The feel of Evan’s kiss lingered long after we went back to our respective stores. I found myself touching my mouth from time to time, reliving the moment, until Lois asked, “Getting chapped lips, huh? Have you tried that Burt’s stuff?”

I locked the door promptly at closing time and left the banking chores for the next morning. This evening, I had a Thing to Do.

Hot tomato sauce and garlic scented the parking lot and was positively overwhelming when I opened the door to Sabatini’s. “Hi!” chirped the teenager at the counter. Her plastic name tag gave her the unlikely name of Valley. “I’ll be with you in a sec, okay?” She handed change to a man standing in front of me. “Here you go, sir. Have a good night.”

The man picked up his pizza and turned. It took me a long second to come up with his name. Recognizing people out of their normal environment didn’t come easy to me. “Hi, Harry,” I said. “How are you?”

Tarver’s security guard and janitor looked at me over the top of the cardboard box. “Hello, Mrs. Kennedy.”

Harry’s eyes looked even darker and more sunken than normal. His hair was longer than I’d ever seen it, and grime was crusted underneath his fingernails. He was the embodiment of grief, sliding ever so slowly into depression. But at least he was eating. That had to be a good sign.

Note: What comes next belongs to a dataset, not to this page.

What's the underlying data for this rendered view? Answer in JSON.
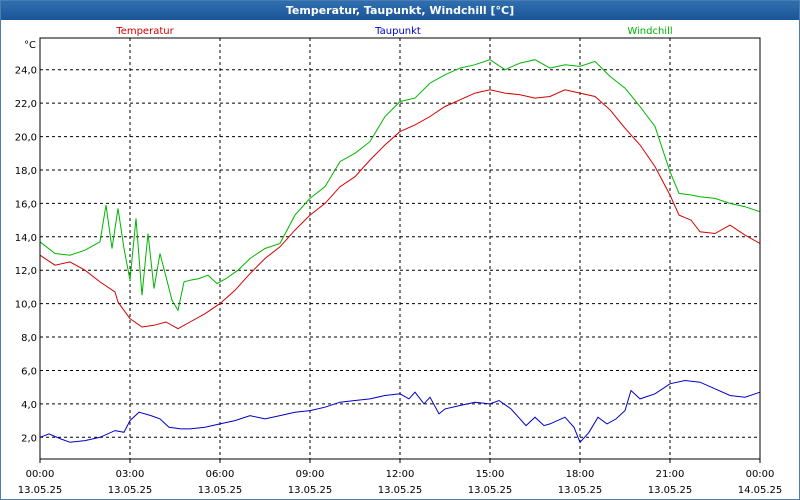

“The police were asking me if I did it,” he said. “They kept asking and asking, and nothing I told them mattered.”

Poor Harry. “Didn’t they believe you?”

“They wanted an alibi, and I was waxing the floors at the school. I usually do it Saturdays, but that Saturday the machine was broken, and I couldn’t do it on Monday because of the meeting, so I did it Tuesday.”

It was an ironclad alibi. Everyone knew how Harry was about the floors—everybody, that is, except the sheriff’s department.

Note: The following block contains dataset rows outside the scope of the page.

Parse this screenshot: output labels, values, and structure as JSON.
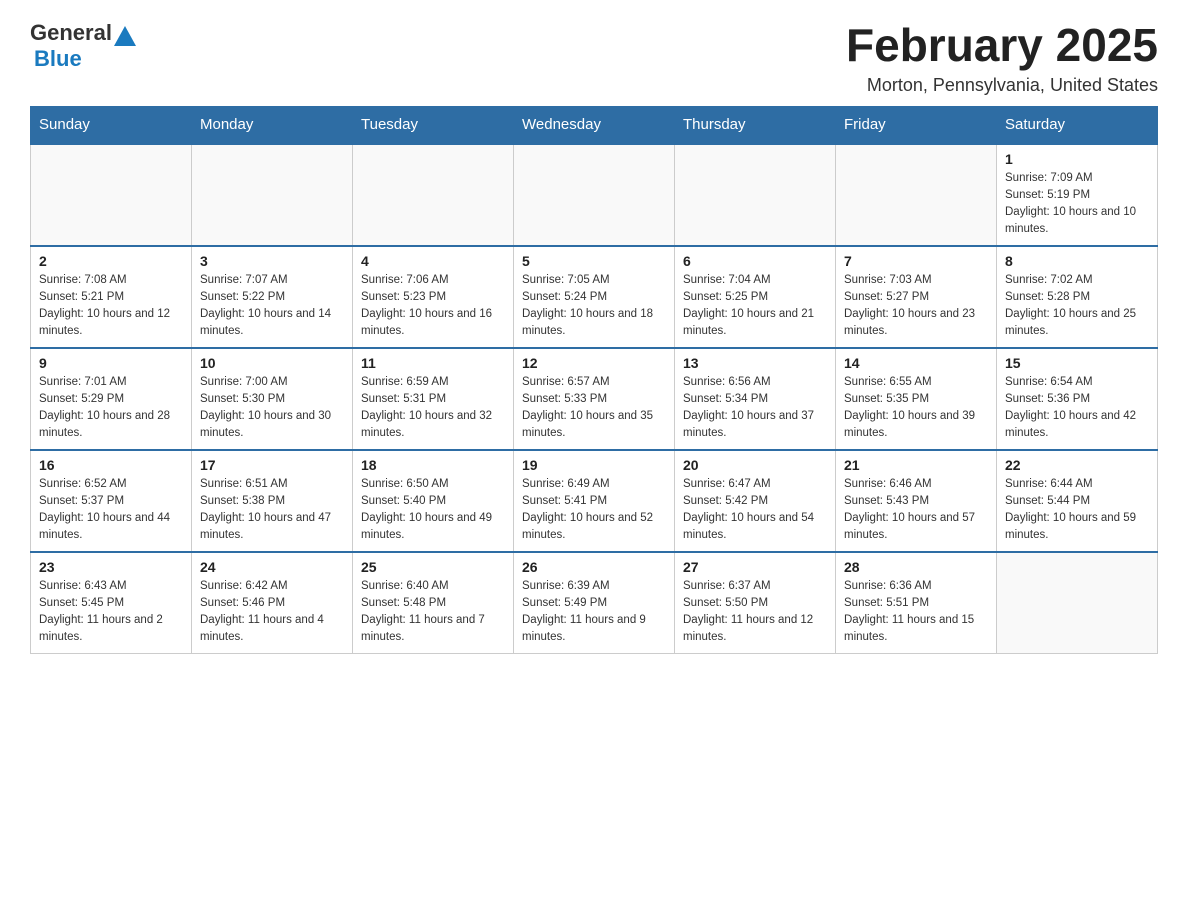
{
  "header": {
    "logo_general": "General",
    "logo_blue": "Blue",
    "month_title": "February 2025",
    "location": "Morton, Pennsylvania, United States"
  },
  "weekdays": [
    "Sunday",
    "Monday",
    "Tuesday",
    "Wednesday",
    "Thursday",
    "Friday",
    "Saturday"
  ],
  "weeks": [
    [
      {
        "day": "",
        "info": ""
      },
      {
        "day": "",
        "info": ""
      },
      {
        "day": "",
        "info": ""
      },
      {
        "day": "",
        "info": ""
      },
      {
        "day": "",
        "info": ""
      },
      {
        "day": "",
        "info": ""
      },
      {
        "day": "1",
        "info": "Sunrise: 7:09 AM\nSunset: 5:19 PM\nDaylight: 10 hours and 10 minutes."
      }
    ],
    [
      {
        "day": "2",
        "info": "Sunrise: 7:08 AM\nSunset: 5:21 PM\nDaylight: 10 hours and 12 minutes."
      },
      {
        "day": "3",
        "info": "Sunrise: 7:07 AM\nSunset: 5:22 PM\nDaylight: 10 hours and 14 minutes."
      },
      {
        "day": "4",
        "info": "Sunrise: 7:06 AM\nSunset: 5:23 PM\nDaylight: 10 hours and 16 minutes."
      },
      {
        "day": "5",
        "info": "Sunrise: 7:05 AM\nSunset: 5:24 PM\nDaylight: 10 hours and 18 minutes."
      },
      {
        "day": "6",
        "info": "Sunrise: 7:04 AM\nSunset: 5:25 PM\nDaylight: 10 hours and 21 minutes."
      },
      {
        "day": "7",
        "info": "Sunrise: 7:03 AM\nSunset: 5:27 PM\nDaylight: 10 hours and 23 minutes."
      },
      {
        "day": "8",
        "info": "Sunrise: 7:02 AM\nSunset: 5:28 PM\nDaylight: 10 hours and 25 minutes."
      }
    ],
    [
      {
        "day": "9",
        "info": "Sunrise: 7:01 AM\nSunset: 5:29 PM\nDaylight: 10 hours and 28 minutes."
      },
      {
        "day": "10",
        "info": "Sunrise: 7:00 AM\nSunset: 5:30 PM\nDaylight: 10 hours and 30 minutes."
      },
      {
        "day": "11",
        "info": "Sunrise: 6:59 AM\nSunset: 5:31 PM\nDaylight: 10 hours and 32 minutes."
      },
      {
        "day": "12",
        "info": "Sunrise: 6:57 AM\nSunset: 5:33 PM\nDaylight: 10 hours and 35 minutes."
      },
      {
        "day": "13",
        "info": "Sunrise: 6:56 AM\nSunset: 5:34 PM\nDaylight: 10 hours and 37 minutes."
      },
      {
        "day": "14",
        "info": "Sunrise: 6:55 AM\nSunset: 5:35 PM\nDaylight: 10 hours and 39 minutes."
      },
      {
        "day": "15",
        "info": "Sunrise: 6:54 AM\nSunset: 5:36 PM\nDaylight: 10 hours and 42 minutes."
      }
    ],
    [
      {
        "day": "16",
        "info": "Sunrise: 6:52 AM\nSunset: 5:37 PM\nDaylight: 10 hours and 44 minutes."
      },
      {
        "day": "17",
        "info": "Sunrise: 6:51 AM\nSunset: 5:38 PM\nDaylight: 10 hours and 47 minutes."
      },
      {
        "day": "18",
        "info": "Sunrise: 6:50 AM\nSunset: 5:40 PM\nDaylight: 10 hours and 49 minutes."
      },
      {
        "day": "19",
        "info": "Sunrise: 6:49 AM\nSunset: 5:41 PM\nDaylight: 10 hours and 52 minutes."
      },
      {
        "day": "20",
        "info": "Sunrise: 6:47 AM\nSunset: 5:42 PM\nDaylight: 10 hours and 54 minutes."
      },
      {
        "day": "21",
        "info": "Sunrise: 6:46 AM\nSunset: 5:43 PM\nDaylight: 10 hours and 57 minutes."
      },
      {
        "day": "22",
        "info": "Sunrise: 6:44 AM\nSunset: 5:44 PM\nDaylight: 10 hours and 59 minutes."
      }
    ],
    [
      {
        "day": "23",
        "info": "Sunrise: 6:43 AM\nSunset: 5:45 PM\nDaylight: 11 hours and 2 minutes."
      },
      {
        "day": "24",
        "info": "Sunrise: 6:42 AM\nSunset: 5:46 PM\nDaylight: 11 hours and 4 minutes."
      },
      {
        "day": "25",
        "info": "Sunrise: 6:40 AM\nSunset: 5:48 PM\nDaylight: 11 hours and 7 minutes."
      },
      {
        "day": "26",
        "info": "Sunrise: 6:39 AM\nSunset: 5:49 PM\nDaylight: 11 hours and 9 minutes."
      },
      {
        "day": "27",
        "info": "Sunrise: 6:37 AM\nSunset: 5:50 PM\nDaylight: 11 hours and 12 minutes."
      },
      {
        "day": "28",
        "info": "Sunrise: 6:36 AM\nSunset: 5:51 PM\nDaylight: 11 hours and 15 minutes."
      },
      {
        "day": "",
        "info": ""
      }
    ]
  ]
}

“It’ll be okay.” I put a light hand on his arm. “Take care of yourself, Harry.”

“Yes.” He nodded slowly and left.

I sighed and turned my attention back to the business at hand.

“Can I help you?” The clerk looked positively perky.

I gestured at her name tag. “You’re probably tired of answering this, but . . . Valley?”

She crossed her eyes. “If I had a dollar for every time someone asked me about my name, I could buy my car instead of making all these stupid payments.” She heaved a world-class sigh. “My mom and dad are big skiers. I was born nine months after a trip to Sun Valley.”

So original, yet so banal. “At least they didn’t name you Sunny.”

Her grimace eased. “I never thought of that. At least Valley isn’t, like, gag-me cutesy.”